1. In order to test our previous conclusions concerning the tumor rate in hybrid strains, we carried out additional hybridizations. For this we selected strains which differed markedly in their tumor rate and which had been followed through a number of generations and found constant in their behavior.

Hybridizations between strains or families of a similar (either high, medium, or low) tumor rate served as control experiments. In these cases the offspring showed a tumor rate similar to that of the parents.

2. In selecting for hybridization various groups of Cream mice representing a very low tumor strain and English Sable mice representing a high tumor strain, we obtained in the majority of cases hybrid strains with a tumor rate intermediate between that of both parent strains. In a few instances it approached somewhat the high tumor strain of the English, and in a few others the low tumor rate of the Cream.

3. In several hybrids between the high tumor strain English and the low tumor strain Silver, the latter of which was split off from the English, the high tumor rate of the English prevailed. A number of mice which served for hybridization were followed throughout their life and found to behave typically as to tumor rate.

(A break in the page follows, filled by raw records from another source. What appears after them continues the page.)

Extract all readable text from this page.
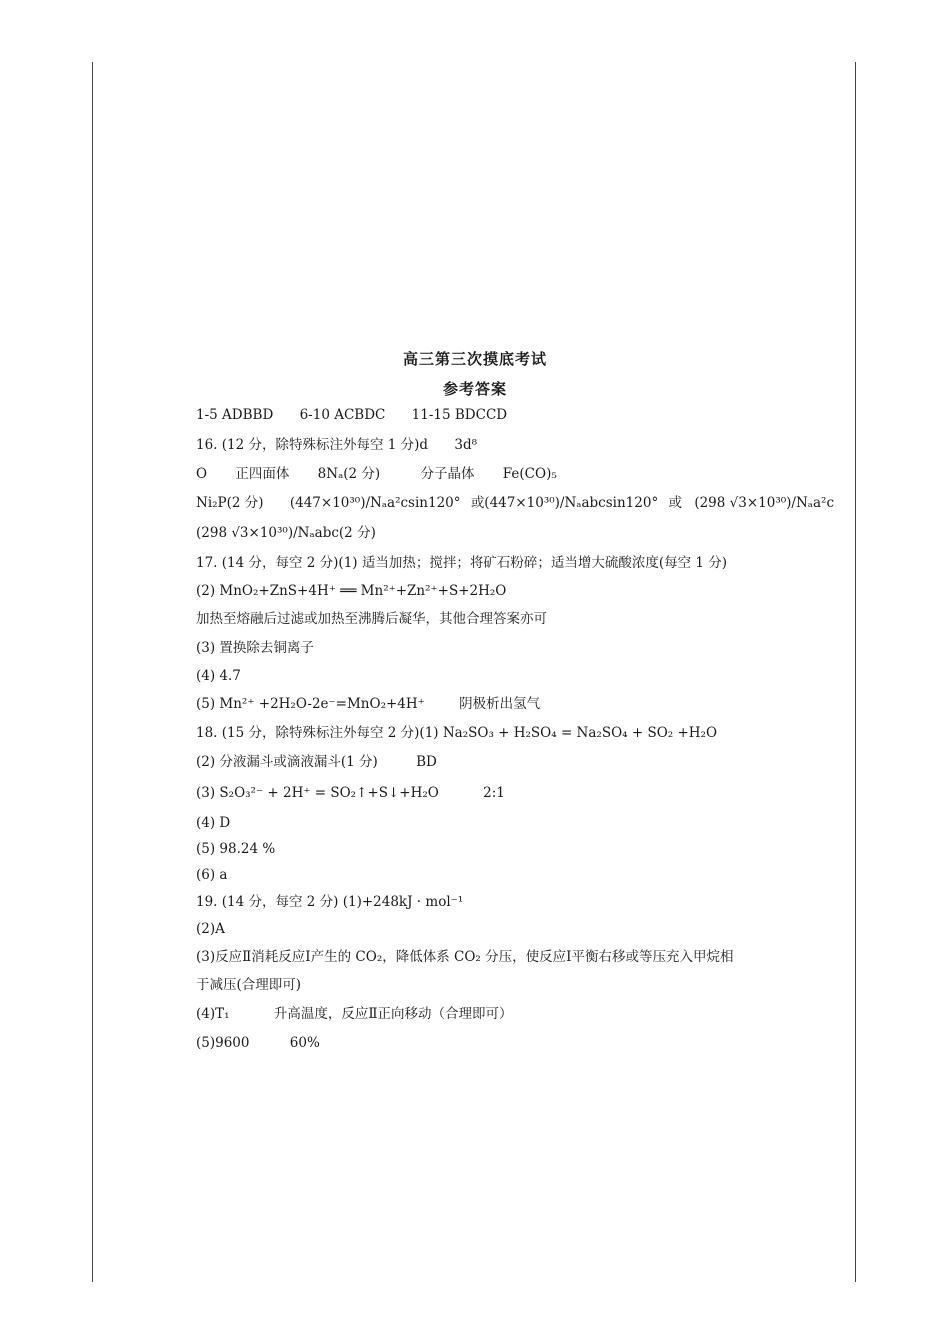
高三第三次摸底考试
参考答案
1-5 ADBBD 6-10 ACBDC 11-15 BDCCD
16. (12 分，除特殊标注外每空 1 分)d 3d⁸
O 正四面体 8Nₐ(2 分)	分子晶体 Fe(CO)₅
Ni₂P(2 分) (447×10³⁰)/Nₐa²csin120° 或(447×10³⁰)/Nₐabcsin120° 或 (298 √3×10³⁰)/Nₐa²c
(298 √3×10³⁰)/Nₐabc(2 分)
17. (14 分，每空 2 分)(1) 适当加热；搅拌；将矿石粉碎；适当增大硫酸浓度(每空 1 分)
(2) MnO₂+ZnS+4H⁺ ══ Mn²⁺+Zn²⁺+S+2H₂O
加热至熔融后过滤或加热至沸腾后凝华，其他合理答案亦可
(3) 置换除去铜离子
(4) 4.7
(5) Mn²⁺ +2H₂O-2e⁻=MnO₂+4H⁺	阴极析出氢气
18. (15 分，除特殊标注外每空 2 分)(1) Na₂SO₃ + H₂SO₄ = Na₂SO₄ + SO₂ +H₂O
(2) 分液漏斗或滴液漏斗(1 分)	BD
(3) S₂O₃²⁻ + 2H⁺ = SO₂↑+S↓+H₂O	2:1
(4) D
(5) 98.24 %
(6) a
19. (14 分，每空 2 分) (1)+248kJ · mol⁻¹
(2)A
(3)反应Ⅱ消耗反应Ⅰ产生的 CO₂，降低体系 CO₂ 分压，使反应Ⅰ平衡右移或等压充入甲烷相
于减压(合理即可)
(4)T₁	升高温度，反应Ⅱ正向移动（合理即可）
(5)9600	60%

4. If we omit the strains in which both parents had a similar tumor rate, we found the higher tumor rate to be dominant in twenty-four hybrids. In seventeen of these the mother strain dominated, and in seven the father strain. In nineteen hybrid strains the tumor rate was intermediate. In ten strains the lower tumor rate dominated. In eight of these the mother strain prevailed and in two the father strain. The low tumor rate was, therefore, dominant in approximately 18 per cent of the strains.

5. There does not seem to be a fixed rule as to dominance in the tumor rate. In a considerable number of cases, and especially in well analyzed cases, the result was intermediate.

6. Altogether in twenty-five of our hybrid strains the mother strain, and in nine strains the father strain prevailed. In nineteen strains the result was intermediate. We conclude that both father and mother strain may dominate and that the tumor rate is not in the strict sense of the term a sex-linked character. However, the fact that the mother strain prevailed in a much larger number of our cases than the father strain, and that several times (but not in all cases), in reciprocal crosses, the hybrids followed the tumor rate of the mother strain, suggests the possibility that as far as the hereditary transmission of mammary cancer in mice is concerned, the mother may be more potent than the father, and that perhaps under certain quantitatively varying conditions the mother strain may dominate over the father strain. This statement is merely a tentative conclusion at the present time and needs further investigation.

7. The results of these investigations confirm our previous conclusion that in the majority of the crosses which we observed, the cancer rate is either intermediate between those of father and mother strain, or that it follows the tumor rate of the parent with the higher rate and only in a relatively small number of instances the cancer rate follows that of the parent strain with the lower tumor rate. On the whole, the heredity of cancer rate and cancer age follows the blending type of hereditary transmission.

8. While there is a distinct relation between high tumor rate and early cancer age, our observations make it probable that cancer rate and cancer age are to some extent independent of each other.

9. On the whole the different generations, including F1 and F2 of the various hybrid strains, showed a concordant tumor rate and tumor age.

10. If we consider, then, our results as a whole, we may conclude that in crossing strains which differ in their tumor rate no rule of dominance which applies equally to all cases seems to exist. In a certain number of crosses the results are undoubtedly intermediate. In these instances the tumor rate and to some extent also the tumor age behaves in a manner similar to characters which differ in father and mother merely in quantity as in the length of organs. From such intermediate results all kinds of gradations exist, leading on one side to dominance of the strain with the higher tumor rate and on the other side to dominance of the strain with the lower tumor rate. However, in our experiments dominance of the strains with the higher tumor rate greatly predominated over the opposite extreme.

11. Our results on the whole are, therefore, in certain respects comparable with the inheritance of sex which Goldschmidt studied in hybrid strains of the gypsy mother. Here also all gradations from the male to the female were observed in the offspring. Goldschmidt assumes that in different hybrids there are created different quantities of certain substances which like enzymes determine according to their quantity the velocity of chemical reactions and the amount of certain substances produced. The latter determine in the hybrids the quantitative variations in the character which is analyzed. According to Goldschmidt, multiple allelomorphs, which in our experiments seem to determine the heredity of spontaneous cancer, depend upon differences in the quantity of a substance present in the different individuals or varieties. In whatever way we may conceive of the character of multiple allelomorphs, our results make it probable that multiple factors are involved in the heredity of cancer in mice.